California requires the following conditions for you to qualify as an outside salesman:
- A minimum age of eighteen,
- Working more than half of your time beyond the main office or place of business of your employer, and
- Occupying a sales position that involves selling products or taking orders to service
Whatever your job description says is not the most important test, but whether or not you really spend the bulk of your time at work outside of your place of employment.
2. And in case I were classified as an outside salesperson, what rights as an employee would be lost?
Working under the category of an outside salesperson means you waive your right:
- To be compensated overtime,
- Be paid a minimum wage, and
- Have an obligatory rest and food break.
The company is not bound to pay you overtime in case you work more than eight hours a day or forty hours a week.
3. My employer wrongly classified me as an outside salesperson: What may I do?
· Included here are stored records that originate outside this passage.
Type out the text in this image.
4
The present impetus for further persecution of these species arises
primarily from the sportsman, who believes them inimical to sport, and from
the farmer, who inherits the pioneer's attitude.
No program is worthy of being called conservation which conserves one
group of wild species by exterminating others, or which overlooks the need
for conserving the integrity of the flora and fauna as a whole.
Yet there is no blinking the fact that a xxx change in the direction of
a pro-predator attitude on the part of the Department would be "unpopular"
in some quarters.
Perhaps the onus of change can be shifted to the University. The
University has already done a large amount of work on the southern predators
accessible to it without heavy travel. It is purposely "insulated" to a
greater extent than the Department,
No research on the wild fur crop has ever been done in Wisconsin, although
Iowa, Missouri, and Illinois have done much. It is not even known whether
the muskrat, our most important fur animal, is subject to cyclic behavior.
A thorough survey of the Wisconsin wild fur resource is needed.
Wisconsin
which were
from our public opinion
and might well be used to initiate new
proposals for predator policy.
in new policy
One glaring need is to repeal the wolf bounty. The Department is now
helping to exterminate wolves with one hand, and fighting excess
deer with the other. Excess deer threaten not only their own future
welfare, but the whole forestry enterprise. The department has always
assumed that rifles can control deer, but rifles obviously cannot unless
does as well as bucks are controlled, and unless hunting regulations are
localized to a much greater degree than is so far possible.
You may initiate a wage and hour claim to claim overtime pay in case you believe that you were unfairly classified and should have been paid overtime. Also, you will be able to be reimbursed for missed rest and lunch breaks; you would typically receive an hour of wages per break.
4. What is the distinction between the outside and the inside sales exemptions in California?
When an outside salesperson spends over half of his time outside the office, he is not exempt. The exemptions can only apply to inside salespeople who work in a particular business, earn at least 1.5 times the minimum wage, and earn less than half of their pay in commissions. Exempt inside salespeople continue to receive meal & rest breaks, in contrast to outside salespeople.
5. Can my employer force me to work “outside” just to fit the outside sales exemption in California?
Not really. The law looks at what you actually do, not what your employer writes on paper. If you spend most of your time inside the office or doing non-sales tasks, you likely don’t qualify as an outside salesperson. Even if the company “labels” you as one. Courts check the real work, the hours, and the routine. Not the title.
6. Do travel hours count toward outside sales time?
Yes. Travel to client sites. Driving between appointments. Even short stops. They all count as outside-the-office time. But travel to the main office doesn’t help the outside sales exemption in California. Only the field activity that’s tied to selling or taking orders matters.